Texas leaders said the barrier likely did not contribute to the second migrant’s death.
“Preliminary information suggests this individual drowned upstream from the marine barrier and floated into the buoys,” said Texas Department of Public Safety Director Steve McCraw. “There are personnel posted at the marine barrier at all times in case any migrants try to cross.”
The Department of Justice is suing Texas over the buoys, claiming the state installed the barrier without authorization from the U.S. Army Corps of Engineers.

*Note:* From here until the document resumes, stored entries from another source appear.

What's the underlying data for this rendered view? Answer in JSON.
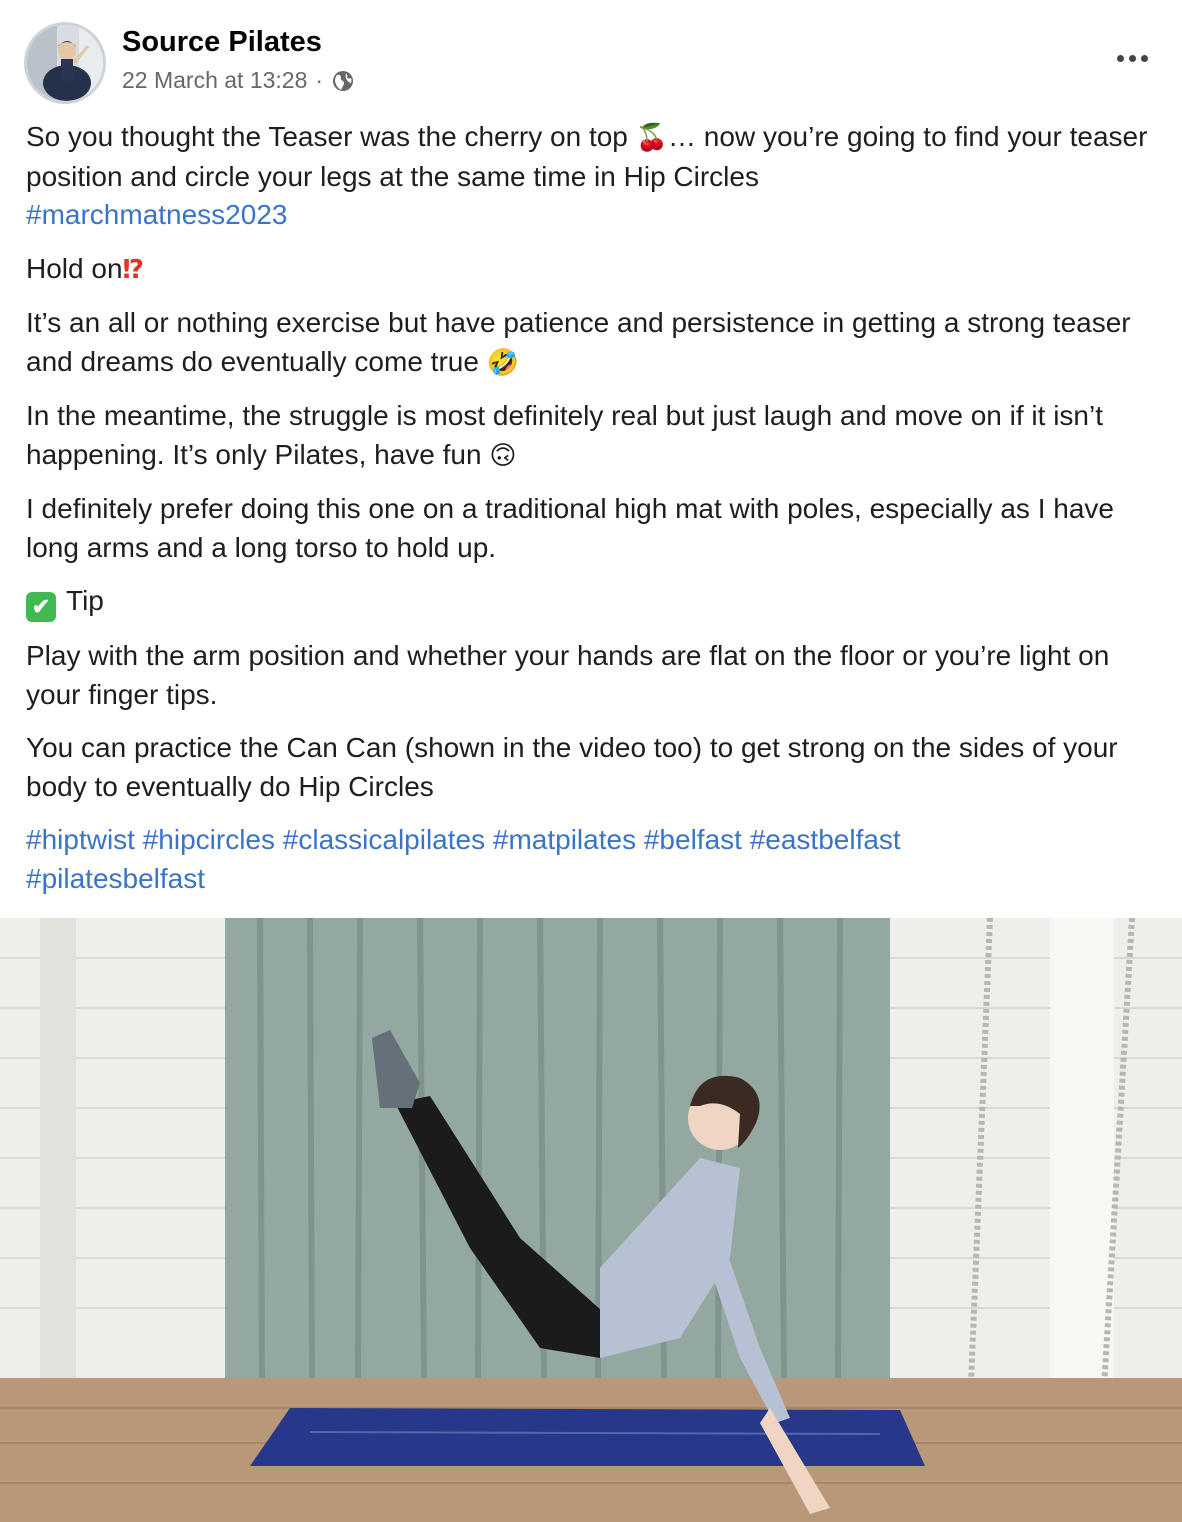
{
  "post": {
    "author": "Source Pilates",
    "timestamp": "22 March at 13:28",
    "separator": "·",
    "audience_icon": "globe-icon",
    "more_icon": "more-options-icon"
  },
  "body": {
    "p1_text": "So you thought the Teaser was the cherry on top",
    "p1_emoji": "🍒",
    "p1_text2": "… now you’re going to find your teaser position and circle your legs at the same time in Hip Circles",
    "p1_hashtag": "#marchmatness2023",
    "p2_text": "Hold on",
    "p2_emoji": "⁉",
    "p3_text": "It’s an all or nothing exercise but have patience and persistence in getting a strong teaser and dreams do eventually come true",
    "p3_emoji": "🤣",
    "p4_text": "In the meantime, the struggle is most definitely real but just laugh and move on if it isn’t happening. It’s only Pilates, have fun",
    "p4_emoji": "🙃",
    "p5_text": "I definitely prefer doing this one on a traditional high mat with poles, especially as I have long arms and a long torso to hold up.",
    "p6_emoji": "✔",
    "p6_text": "Tip",
    "p7_text": "Play with the arm position and whether your hands are flat on the floor or you’re light on your finger tips.",
    "p8_text": "You can practice the Can Can (shown in the video too) to get strong on the sides of your body to eventually do Hip Circles",
    "hashtags": [
      "#hiptwist",
      "#hipcircles",
      "#classicalpilates",
      "#matpilates",
      "#belfast",
      "#eastbelfast",
      "#pilatesbelfast"
    ]
  },
  "colors": {
    "hashtag": "#3b74c6",
    "meta_text": "#65676b",
    "curtain": "#93a8a0",
    "mat": "#27388a",
    "floor": "#b89878"
  }
}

“Because Texas installed the Floating Barrier without seeking the Corps’ authorization, the Corps and other relevant federal agencies were deprived of the opportunity to evaluate risks the barrier poses to public safety and the environment, mitigate those risks as necessary through the permitting process, and otherwise evaluate whether the project is in the public interest,” the complaint reads.
Abbott has dismissed the accusation, stating that Texas’ sovereign right to protect its border supersedes any such statutes.
Mexico’s top diplomat in July said her country sent a diplomatic note to the U.S. government expressing concern that Texas’ deployment of floating barriers on the Rio Grande may violate 1944 and 1970 treaties on boundaries and water.
Texas began rolling out the new floating barrier on the Rio Grande in early July. It is part of Abbott’s multibillion-dollar effort to secure the U.S. border with Mexico, which already has included busing migrants to liberal states and authorizing the National Guard to make arrests.